Are you teaching your students how to read heat maps?

Hello colleagues,

Perhaps you have seen heat maps but didn't know they were called that. They are becoming quite common in the news. Have some of your students seen them too? Do they wonder what they are and how to use them? It may be time to teach students about heat maps, how to use them to answer questions, where the data come from upon which they are based, and how valid the data may be. Seeing and using heat maps may also be fun for some students, and, if you teach virtually and in real time, this is easy to use; assuming you have launched a real-time class videoconferencing session (e.g.

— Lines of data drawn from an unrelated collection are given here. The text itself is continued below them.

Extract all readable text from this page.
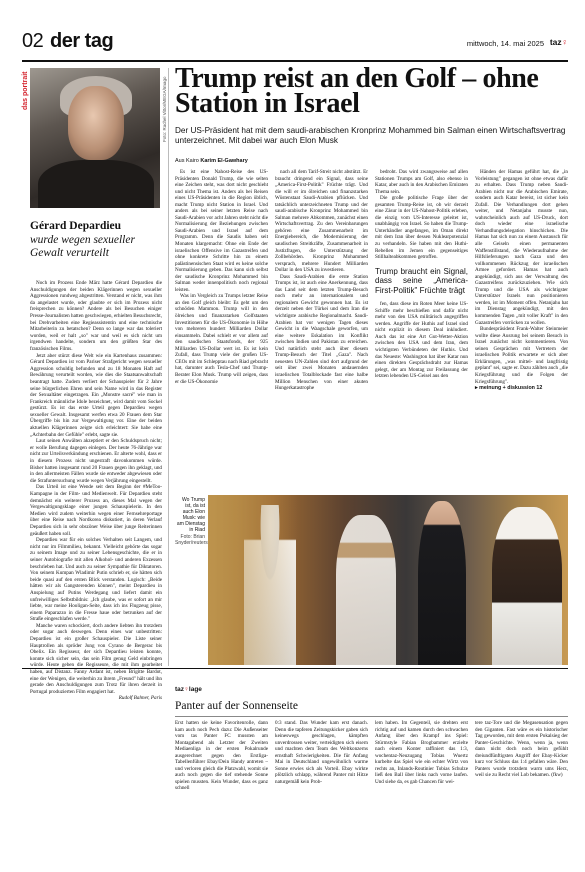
02 der tag	mittwoch, 14. mai 2025 taz♀
das portrait	Foto: Rachel Vittor/MEGA/Imago
Gérard Depardieu
wurde wegen sexueller Gewalt verurteilt

Noch im Prozess Ende März hatte Gérard Depardieu die Anschuldigungen der beiden Klägerinnen wegen sexueller Aggressionen rundweg abgestritten. Verstand er nicht, was ihm da angelastet wurde, oder glaubte er sich im Prozess nicht freisprechen zu können? Andere als bei Besuchen einiger Presse-Journalisten hatten geschwiegen, erhielten Besuchsrecht, bei Drehvarbeiten eine Regieassistentin und eine technische Mitarbeiterin zu betatschen? Denn so lange war das toleriert worden, weil er halt „so" war und weil es sich nicht um irgendwen handelte, sondern um den größten Star des französischen Films.

Jetzt aber stürzt diese Welt wie ein Kartenhaus zusammen: Gérard Depardieu ist vom Pariser Strafgericht wegen sexueller Aggression schuldig befunden und zu 18 Monaten Haft auf Bewährung verurteilt worden, wie dies die Staatsanwaltschaft beantragt hatte. Zudem verliert der Schauspieler für 2 Jahre seine bürgerlichen Ehren und sein Name wird in das Register der Sexualtäter eingetragen. Ein „Monstre sacré" wie man in Frankreich männliche Idole bezeichnet, wird damit vom Sockel gestürzt. Es ist das erste Urteil gegen Depardieu wegen sexueller Gewalt. Insgesamt werfen etwa 20 Frauen dem Star Übergriffe bis hin zur Vergewaltigung vor. Eine der beiden aktuellen Klägerinnen zeigte sich erleichtert: Sie habe eine „Achterbahn der Gefühle" erlebt, sagte sie.

Laut seinen Anwälten akzeptiert er den Schuldspruch nicht; er wolle Berufung dagegen einlegen. Der heute 76-Jährige war nicht zur Urteilsverkündung erschienen. Er alterte wohl, dass er in diesem Prozess nicht ungestraft davonkommen würde. Bisher hatten insgesamt rund 20 Frauen gegen ihn geklagt, und in den allermeisten Fällen wurde sie entweder abgewiesen oder die Strafuntersuchung wurde wegen Verjährung eingestellt.

Das Urteil ist eine Wende seit dem Beginn der #MeToo-Kampagne in der Film- und Medienwelt. Für Depardieu steht demnächst ein weiterer Prozess an, dieses Mal wegen der Vergewaltigungsklage einer jungen Schauspielerin. In den Medien wird zudem weiterhin wegen einer Fernsehreportage über eine Reise nach Nordkorea diskutiert, in deren Verlauf Depardieu sich in sehr obszöner Weise über junge Reiterinnen geäußert haben soll.

Depardieu war für ein solches Verhalten seit Langem, und nicht nur im Filmmilieu, bekannt. Vielleicht gehörte das sogar zu seinem Image und zu seiner Lebensgeschichte, die er in seiner Autobiografie mit allen Alkohol- und anderen Exzessen beschrieben hat. Und auch zu seiner Sympathie für Diktatoren. Von seinem Kumpan Wladimir Putin schrieb er, sie hätten sich beide quasi auf den ersten Blick verstanden. Logisch: „Beide hätten wir als Gangsterenden können", meint Depardieu in Anspielung auf Putins Werdegang und liefert damit ein unfreiwilliges Selbstbildnis: „Ich glaube, was er sofort an mir liebte, war meine Hooligan-Seite, dass ich ins Flugzeug pisse, einem Paparazzo in die Fresse haue oder betrunken auf der Straße eingeschlafen werde."

Manche waren schockiert, doch andere liebten ihn trotzdem oder sogar auch deswegen. Denn eines war unbestritten: Depardieu ist ein großer Schauspieler. Die Liste seiner Hauptrollen als spröder Jung von Cyrano de Bergerac bis Obelix. Ein Regisseur, der sich Depardieu leisten konnte, konnte sich sicher sein, das sein Film genug Geld einbringen würde. Heute geben die Regisseure, die mit ihm gearbeitet haben, auf Distanz. Fanny Ardant ist, neben Brigitte Bardot, eine der Wenigen, die weiterhin zu ihrem „Freund" hält und ihn gerade den Anschuldigungen zum Trotz für ihren derzeit in Portugal produzierten Film engagiert hat.

Rudolf Balmer, Paris
Trump reist an den Golf – ohne Station in Israel
Der US-Präsident hat mit dem saudi-arabischen Kronprinz Mohammed bin Salman einen Wirtschaftsvertrag unterzeichnet. Mit dabei war auch Elon Musk
Aus Kairo Karim El-Gawhary

Es ist eine Nahost-Reise des US-Präsidenten Donald Trump, die wie selten eine Zeichen steht, was dort nicht geschieht und nicht Thema ist. Anders als bei Reisen eines US-Präsidenten in die Region üblich, macht Trump nicht Station in Israel. Und anders als bei seiner letzten Reise nach Saudi-Arabien vor acht Jahren steht nicht die Normalisierung der Beziehungen zwischen Saudi-Arabien und Israel auf dem Programm. Denn die Saudis haben seit Monaten klargemacht: Ohne ein Ende der israelischen Offensive im Gazastreifen und ohne konkrete Schritte hin zu einem palästinensischen Staat wird es keine solche Normalisierung geben. Das kann sich selbst der saudische Kronprinz Mohammed bin Salman weder innenpolitisch noch regional leisten.

Was im Vergleich zu Trumps letzter Reise an den Golf gleich bleibt: Es geht um den schnöden Mammon. Trump will in den ölreichen und finanzstarken Golfstaaten Investitionen für die US-Ökonomie in Höhe von mehreren hundert Milliarden Dollar einsammeln. Dabei schielt er vor allem auf den saudischen Staatsfonds, der 925 Milliarden US-Dollar wert ist. Es ist kein Zufall, dass Trump viele der großen US-CEOs mit im Schlepptau nach Riad gebracht hat, darunter auch Tesla-Chef und Trump-Berater Elon Musk. Trump will zeigen, dass er die US-Ökonomie

nach all dem Tarif-Streit nicht abstützt. Er braucht dringend ein Signal, dass seine „America-First-Politik" Früchte trägt. Und die will er im ölreichen und finanzstarken Wüstenstaat Saudi-Arabien pflücken. Und tatsächlich unterzeichneten Trump und der saudi-arabische Kronprinz Mohammed bin Salman mehrere Abkommen, zunächst einen Wirtschaftsvertrag. Zu den Vereinbarungen gehören eine Zusammenarbeit im Energiebereich, die Modernisierung der saudischen Streitkräfte, Zusammenarbeit in Justizfragen, die Unterstützung der Zollbehörden. Kronprinz Mohammed versprach, mehrere Hundert Milliarden Dollar in den USA zu investieren.

Dass Saudi-Arabien die erste Station Trumps ist, ist auch eine Anerkennung, dass das Land seit dem letzten Trump-Besuch noch mehr an internationalem und regionalem Gewicht gewonnen hat. Es ist derzeit neben der Türkei und dem Iran die wichtigste arabische Regionalmacht. Saudi-Arabien hat vor wenigen Tagen dieses Gewicht in die Waagschale geworfen, um eine weitere Eskalation im Konflikt zwischen Indien und Pakistan zu erreichen. Und natürlich steht auch über diesem Trump-Besuch der Titel „Gaza". Nach neuesten UN-Zahlen sind dort aufgrund der seit über zwei Monaten andauernden israelischen Totalblockade fast eine halbe Million Menschen von einer akuten Hungerkatastrophe

bedroht. Das wird zwangsweise auf allen Stationen Trumps am Golf, also ebenso in Katar, aber auch in den Arabischen Emiraten Thema sein.

Die große politische Frage über der gesamten Trump-Reise ist, ob wir derzeit eine Zäsur in der US-Nahost-Politik erleben, die einzig vom US-Interesse geleitet ist, unabhängig von Israel. So haben die Trump-Unterhändler angefangen, im Oman direkt mit dem Iran über dessen Nuklearpotenzial zu verhandeln. Sie haben mit den Huthi-Rebellen im Jemen ein gegenseitiges Stillhalteabkommen getroffen.

Trump braucht ein Signal, dass seine „America-First-Politik" Früchte trägt

fen, dass diese im Roten Meer keine US-Schiffe mehr beschießen und dafür nicht mehr von den USA militärisch angegriffen werden. Angriffe der Huthis auf Israel sind nicht explizit in diesem Deal inkludiert. Auch das ist eine Art Gut-Wetter-Aktion zwischen den USA und dem Iran, dem wichtigsten Verbündeten der Huthis. Und das Neueste: Washington hat über Katar nun einen direkten Gesprächsdraht zur Hamas gelegt, der am Montag zur Freilassung der letzten lebenden US-Geisel aus den

Händen der Hamas geführt hat, die „in Vorleistung" gegangen ist ohne etwas dafür zu erhalten. Dass Trump neben Saudi-Arabien nicht nur die Arabischen Emirate, sondern auch Katar bereist, ist sicher kein Zufall. Die Verhandlungen dort gehen weiter, und Netanjahu musste nun, wahrscheinlich auch auf US-Druck, dort doch wieder eine israelische Verhandlungsdelegation hinschicken. Die Hamas hat sich nun zu einem Austausch für alle Geiseln einen permanenten Waffenstillstand, die Wiederaufnahme der Hilfslieferungen nach Gaza und den vollkommenen Rückzug der israelischen Armee gefordert. Hamas hat auch angekündigt, sich aus der Verwaltung des Gazastreifens zurückzuziehen. Wie sich Trump und die USA als wichtigster Unterstützer Israels nun positionieren werden, ist im Moment offen. Netanjahu hat im Dienstag angekündigt, mit den kommenden Tagen „mit voller Kraft" in den Gazastreifen vorrücken zu wollen.

Bundespräsident Frank-Walter Steinmeier wollte diese Ausrung bei seinem Besuch in Israel zunächst nicht kommentieren. Von seinen Gesprächen mit Vertretern der israelischen Politik erwartete er sich aber Erklärungen, „was mittel- und langfristig geplant" sei, sagte er. Dazu zählten auch „die Kriegsführung und die Folgen der Kriegsführung".

▸ meinung + diskussion 12
Wo Trump ist, da ist auch Elon Musk: wie am Dienstag in Riad
Foto: Brian Snyder/reuters
taz♀lage
Panter auf der Sonnenseite
Erst hatten sie keine Favoritenrolle, dann kam auch noch Pech dazu: Die Außenseiter vom tas Panter FC mussten am Montagabend als Letzter der Zweiten Mediaenliga in der ersten Pokalrunde ausgerechnet gegen den Erstliga-Tabellenführer Ebay/Dein Handy antreten – und verloren gleich die Platzwahl, womit sie auch noch gegen die tief stehende Sonne spielen mussten. Kein Wunder, dass es ganz schnell
0:3 stand. Das Wunder kam erst danach. Denn die tapferen Zeitungskicker gaben sich keineswegs geschlagen, kämpften unverdrossen weiter, verteidigten sich eisern und machten dem Team des Weltkonzerns ernsthaft Schwierigkeiten. Die für Anfang Mai in Deutschland ungewöhnlich warme Sonne erwies sich als Vorteil. Ebay wirkte plötzlich schlapp, während Panter mit Hitze naturgemäß kein Prob-
lem haben. Im Gegenteil, sie drehten erst richtig auf und kamen durch den schwachen Anfang über den Krampf ins Spiel: Stürmstyle Fabian Brogbammer erzielte nach einem Konter raffiniert das 1:3, wochentaz-Neuzugang Tobias Wuertz kurbelte das Spiel wie ein echter Wirtz von rechts an, Inlands-Routinier Tobias Schulze ließ den Ball über links nach vorne laufen. Und siehe da, es gab Chancen für wei-
tere taz-Tore und die Megasensation gegen den Giganten. Fast wäre es ein historischer Tag geworden, mit dem ersten Pokalsieg der Panter-Geschichte. Wenn, wenn ja, wenn dann nicht doch noch beim gefühlt dreiundfünftigsten Angriff der Ebay-Kicker kurz vor Schluss das 1:4 gefallen wäre. Den Panters wurde trotzdem warm ums Herz, weil sie zu Recht viel Lob bekamen. (fkw)
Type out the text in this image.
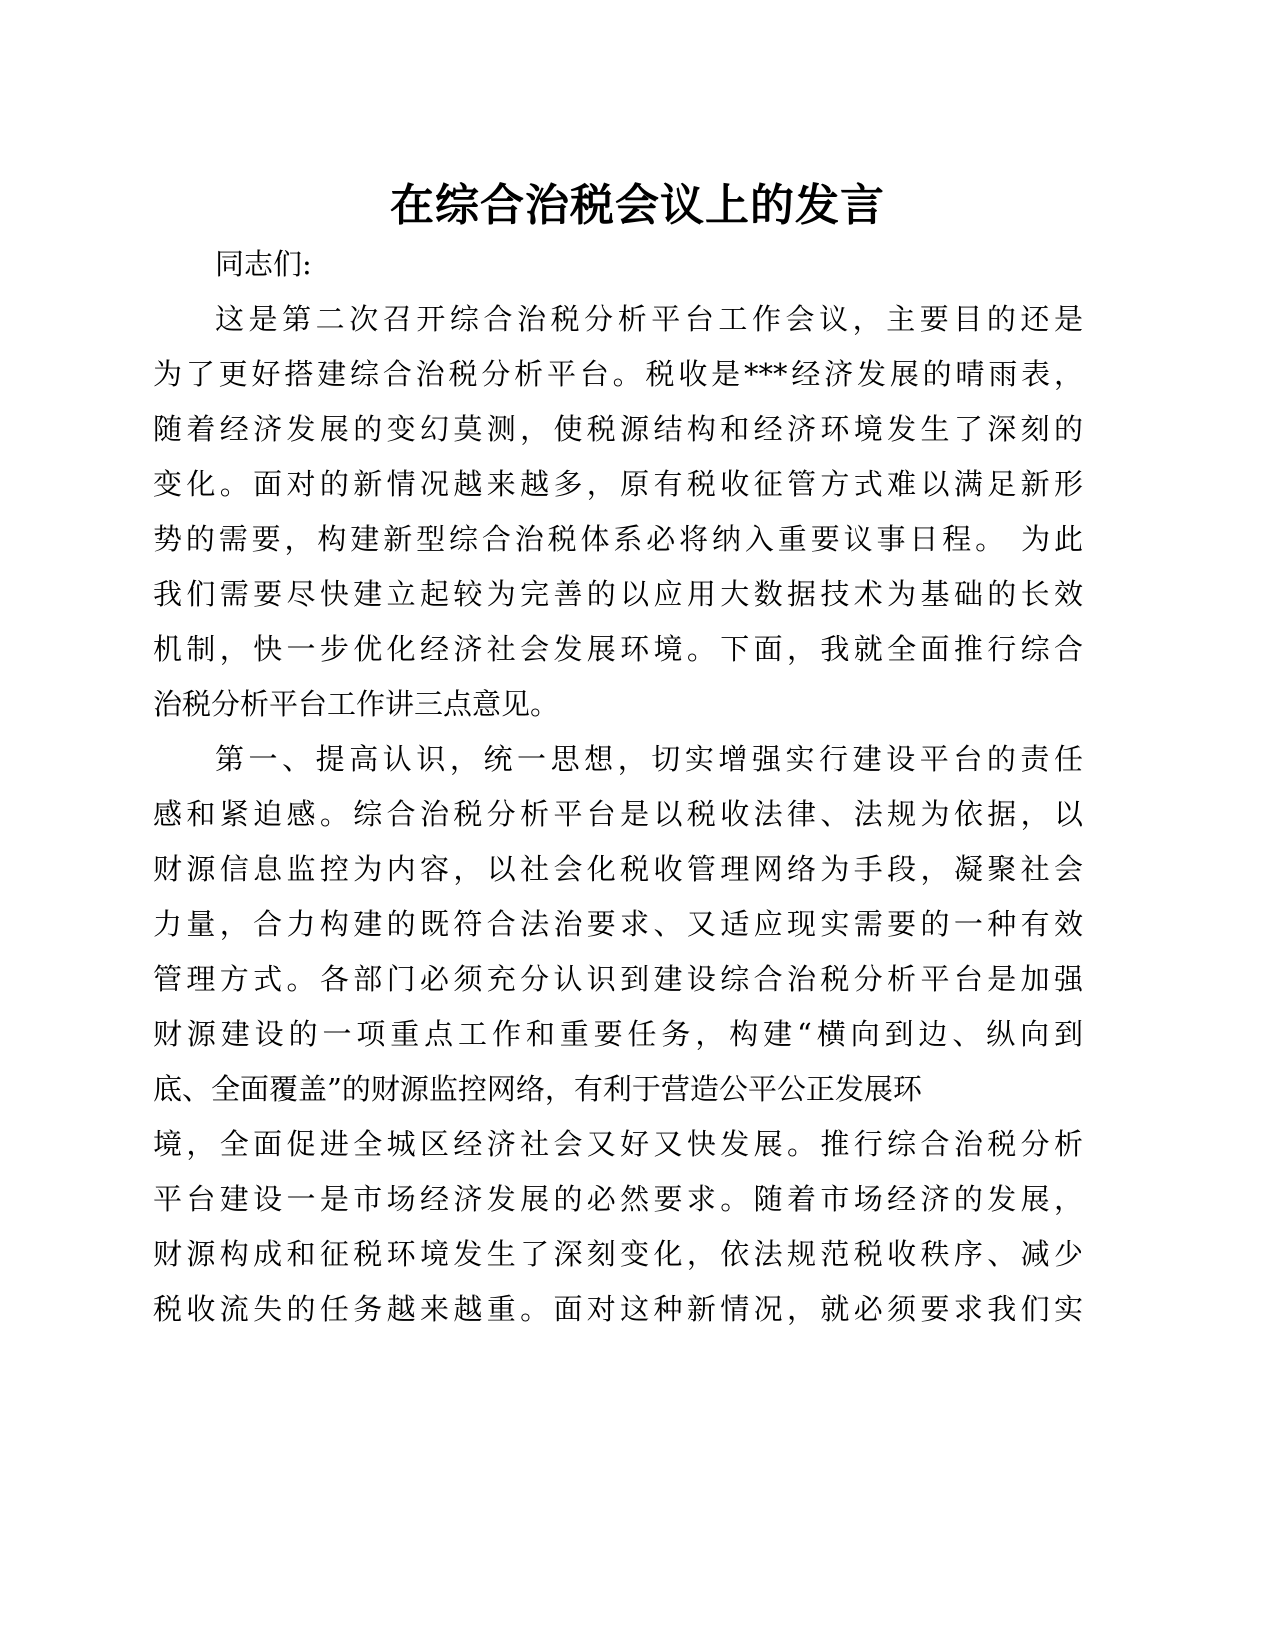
在综合治税会议上的发言
同志们:
这是第二次召开综合治税分析平台工作会议，主要目的还是
为了更好搭建综合治税分析平台。税收是***经济发展的晴雨表，
随着经济发展的变幻莫测，使税源结构和经济环境发生了深刻的
变化。面对的新情况越来越多，原有税收征管方式难以满足新形
势的需要，构建新型综合治税体系必将纳入重要议事日程。 为此
我们需要尽快建立起较为完善的以应用大数据技术为基础的长效
机制，快一步优化经济社会发展环境。下面，我就全面推行综合
治税分析平台工作讲三点意见。
第一、提高认识，统一思想，切实增强实行建设平台的责任
感和紧迫感。综合治税分析平台是以税收法律、法规为依据，以
财源信息监控为内容，以社会化税收管理网络为手段，凝聚社会
力量，合力构建的既符合法治要求、又适应现实需要的一种有效
管理方式。各部门必须充分认识到建设综合治税分析平台是加强
财源建设的一项重点工作和重要任务，构建“横向到边、纵向到
底、全面覆盖”的财源监控网络，有利于营造公平公正发展环
境，全面促进全城区经济社会又好又快发展。推行综合治税分析
平台建设一是市场经济发展的必然要求。随着市场经济的发展，
财源构成和征税环境发生了深刻变化，依法规范税收秩序、减少
税收流失的任务越来越重。面对这种新情况，就必须要求我们实
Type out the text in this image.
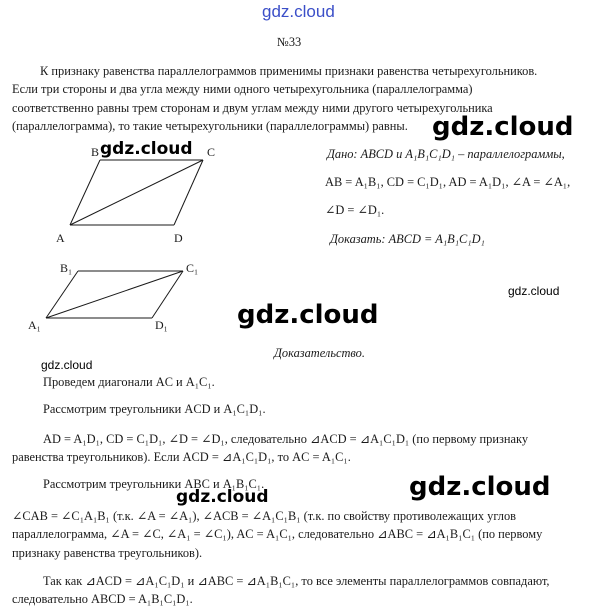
gdz.cloud
№33
К признаку равенства параллелограммов применимы признаки равенства четырехугольников.
Если три стороны и два угла между ними одного четырехугольника (параллелограмма)
соответственно равны трем сторонам и двум углам между ними другого четырехугольника
(параллелограмма), то такие четырехугольники (параллелограммы) равны.
B	C
A	D
B₁	C₁
A₁	D₁
Дано: ABCD и A₁B₁C₁D₁ – параллелограммы,
AB = A₁B₁, CD = C₁D₁, AD = A₁D₁, ∠A = ∠A₁,
∠D = ∠D₁.
Доказать: ABCD = A₁B₁C₁D₁
Доказательство.
Проведем диагонали AC и A₁C₁.
Рассмотрим треугольники ACD и A₁C₁D₁.
AD = A₁D₁, CD = C₁D₁, ∠D = ∠D₁, следовательно ⊿ACD = ⊿A₁C₁D₁ (по первому признаку
равенства треугольников). Если ACD = ⊿A₁C₁D₁, то AC = A₁C₁.
Рассмотрим треугольники ABC и A₁B₁C₁.
∠CAB = ∠C₁A₁B₁ (т.к. ∠A = ∠A₁), ∠ACB = ∠A₁C₁B₁ (т.к. по свойству противолежащих углов
параллелограмма, ∠A = ∠C, ∠A₁ = ∠C₁), AC = A₁C₁, следовательно ⊿ABC = ⊿A₁B₁C₁ (по первому
признаку равенства треугольников).
Так как ⊿ACD = ⊿A₁C₁D₁ и ⊿ABC = ⊿A₁B₁C₁, то все элементы параллелограммов совпадают,
следовательно ABCD = A₁B₁C₁D₁.
gdz.cloud
gdz.cloud
gdz.cloud
gdz.cloud
gdz.cloud
gdz.cloud	gdz.cloud
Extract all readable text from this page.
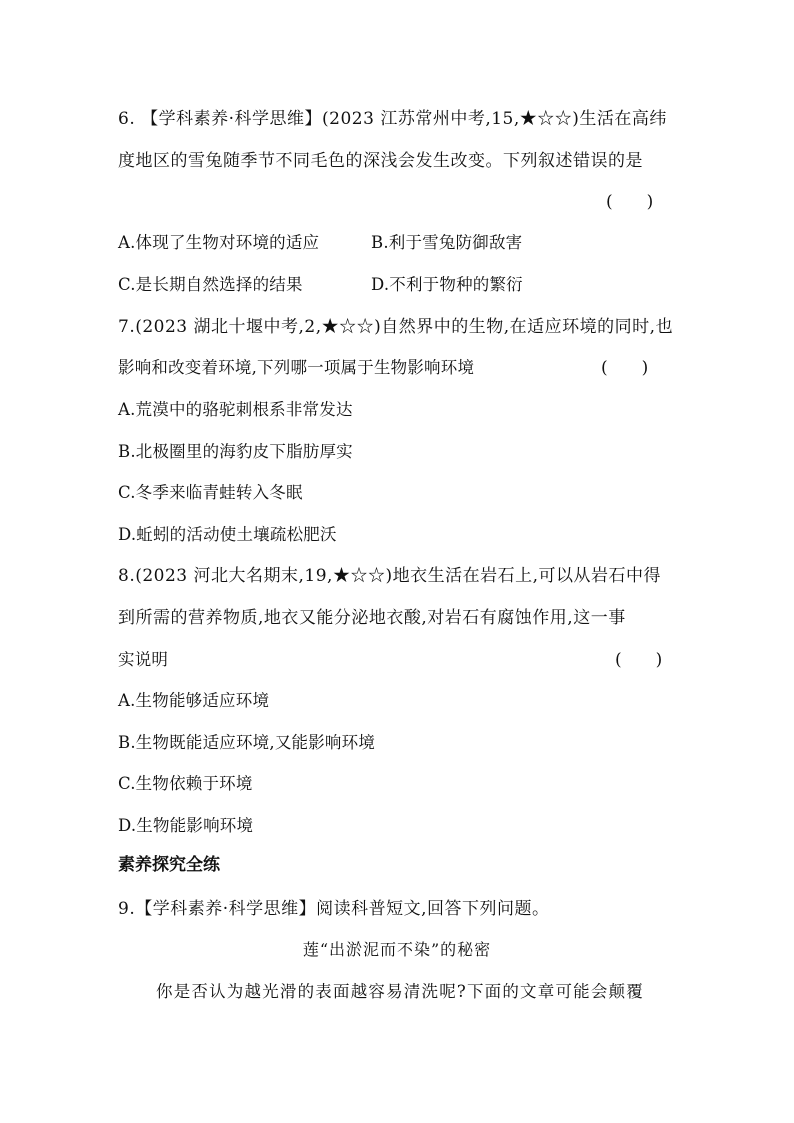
6. 【学科素养·科学思维】(2023 江苏常州中考,15,★☆☆)生活在高纬
度地区的雪兔随季节不同毛色的深浅会发生改变。下列叙述错误的是
(　　)
A.体现了生物对环境的适应	B.利于雪兔防御敌害
C.是长期自然选择的结果	D.不利于物种的繁衍
7.(2023 湖北十堰中考,2,★☆☆)自然界中的生物,在适应环境的同时,也
影响和改变着环境,下列哪一项属于生物影响环境	(　　)
A.荒漠中的骆驼刺根系非常发达
B.北极圈里的海豹皮下脂肪厚实
C.冬季来临青蛙转入冬眠
D.蚯蚓的活动使土壤疏松肥沃
8.(2023 河北大名期末,19,★☆☆)地衣生活在岩石上,可以从岩石中得
到所需的营养物质,地衣又能分泌地衣酸,对岩石有腐蚀作用,这一事
实说明	(　　)
A.生物能够适应环境
B.生物既能适应环境,又能影响环境
C.生物依赖于环境
D.生物能影响环境
素养探究全练
9.【学科素养·科学思维】阅读科普短文,回答下列问题。
莲“出淤泥而不染”的秘密
你是否认为越光滑的表面越容易清洗呢?下面的文章可能会颠覆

Zoom, GotoMeeting, etc.) you can have the heat map site ready on your desktop when you share it with your students. Of course, bandwidth issues for you -- and/or for your students -- could be a problem, and if students are accessing the class via smartphone, there could be additional challenges for them. Nevertheless, it might be worth trying. If you do try using them, let us know what the experience was like for you, and for your students.

Here are two heat map examples, one on climate change, another on adult literacy that you could use to develop lesson plans. If you do, please share your lesson plans with us here!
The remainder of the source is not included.